Second thought, was that colour does have a basis in physics and biology. There is a real sense in which one colour is near another colour, and my perception of that nearness ought to be much the same as that of another. So while my perception of blue may not be the same as yours, my perception that dark blue is like light blue maybe is the same as yours. And then there is the natural sequence of colours of the spectrum. Perception of those colours cannot be completely arbitrary. Returning to another thought of Gazzaniga, I am sure it would not take much to build a story according to which a sensible view of colour was adaptive and was, in consequence, what evolved.

I then think that my experience of blue arises from some pattern of firing of neurons, albeit rather a large number of neurons and rather a lot of firing. In principle, if one was able to capture that pattern on a number of occasions, there would be some invariance. There would be some part of that pattern which expressed the blue, in much the same way on each occasion.

Part of detecting which part might be experiencing other colours. It seems likely that the experience of colour is a module of brain, in some sense or other, and that there is some invariance in the way that colour is coded. It is not impossible, but it seems unlikely, that different colours are coded in entirely different ways. So if I do lots of trials with lots of colours, I should be able to work out where and how the firing pattern codes for colour.

Further, the module of brain which does colour is probably determined genetically, so my module is much the same as yours. One allows a certain amount of fine tuning as part of growing up from an egg, but essentially one colour module is much the same as another.

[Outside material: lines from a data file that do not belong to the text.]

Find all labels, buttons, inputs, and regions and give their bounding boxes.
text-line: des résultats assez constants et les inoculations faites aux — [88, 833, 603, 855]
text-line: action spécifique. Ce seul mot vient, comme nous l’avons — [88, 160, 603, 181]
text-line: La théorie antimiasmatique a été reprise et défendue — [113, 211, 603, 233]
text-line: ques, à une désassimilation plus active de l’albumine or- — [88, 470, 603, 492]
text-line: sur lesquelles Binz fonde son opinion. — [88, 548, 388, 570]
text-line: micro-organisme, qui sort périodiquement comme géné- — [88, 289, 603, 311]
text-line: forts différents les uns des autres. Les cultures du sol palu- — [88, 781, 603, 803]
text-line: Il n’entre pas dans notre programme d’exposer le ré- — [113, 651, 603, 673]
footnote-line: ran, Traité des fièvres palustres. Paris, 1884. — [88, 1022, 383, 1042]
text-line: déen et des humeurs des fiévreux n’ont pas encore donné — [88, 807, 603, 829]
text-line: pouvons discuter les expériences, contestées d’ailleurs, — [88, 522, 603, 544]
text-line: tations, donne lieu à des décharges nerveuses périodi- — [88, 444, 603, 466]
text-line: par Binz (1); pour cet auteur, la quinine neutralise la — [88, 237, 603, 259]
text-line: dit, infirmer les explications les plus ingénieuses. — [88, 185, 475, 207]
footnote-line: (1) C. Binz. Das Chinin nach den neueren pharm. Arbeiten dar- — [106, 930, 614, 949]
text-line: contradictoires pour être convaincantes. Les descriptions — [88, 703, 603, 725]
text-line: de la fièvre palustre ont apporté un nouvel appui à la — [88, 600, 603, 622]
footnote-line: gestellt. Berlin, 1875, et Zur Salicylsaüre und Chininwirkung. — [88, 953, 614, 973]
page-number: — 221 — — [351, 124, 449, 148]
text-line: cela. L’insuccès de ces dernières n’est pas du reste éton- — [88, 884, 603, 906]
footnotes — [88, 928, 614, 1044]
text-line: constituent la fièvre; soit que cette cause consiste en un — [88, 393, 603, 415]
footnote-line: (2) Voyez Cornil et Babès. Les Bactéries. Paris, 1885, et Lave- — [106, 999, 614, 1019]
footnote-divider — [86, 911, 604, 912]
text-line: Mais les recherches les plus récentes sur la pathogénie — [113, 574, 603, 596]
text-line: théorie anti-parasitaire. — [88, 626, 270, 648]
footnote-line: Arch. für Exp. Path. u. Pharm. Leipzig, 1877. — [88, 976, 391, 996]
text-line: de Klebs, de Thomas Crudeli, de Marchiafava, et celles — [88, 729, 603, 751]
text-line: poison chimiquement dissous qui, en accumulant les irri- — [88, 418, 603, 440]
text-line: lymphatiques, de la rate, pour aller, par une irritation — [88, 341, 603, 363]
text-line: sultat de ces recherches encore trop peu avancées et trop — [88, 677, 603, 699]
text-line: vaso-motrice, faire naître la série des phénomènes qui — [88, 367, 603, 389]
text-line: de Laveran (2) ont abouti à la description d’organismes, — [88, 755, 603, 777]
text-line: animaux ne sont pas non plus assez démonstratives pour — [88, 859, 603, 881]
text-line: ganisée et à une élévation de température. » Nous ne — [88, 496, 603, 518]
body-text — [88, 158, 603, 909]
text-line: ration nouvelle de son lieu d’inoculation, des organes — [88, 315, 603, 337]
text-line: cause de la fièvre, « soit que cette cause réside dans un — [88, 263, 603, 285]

From which I deduce that your experience of blue is much the same as mine and that this much the same is more than just our agreeing on the names of things. But I allow that your emotional tone for blue might well be different from mine; blue might well have behaved in your formative years in a way that it did not for me. Perhaps you had a disastrous birthday cake when you were very young which was blue, a trauma which has hung around your blue ever since, blissful childhood holidays with sunny blue skies notwithstanding.

So a nice project for some bright young chap with access to lots of expensive machinery might be to do all this for lots of colours and for lots of people and to establish that you and I really do code for blue, that is to say to see blue, in much the same way.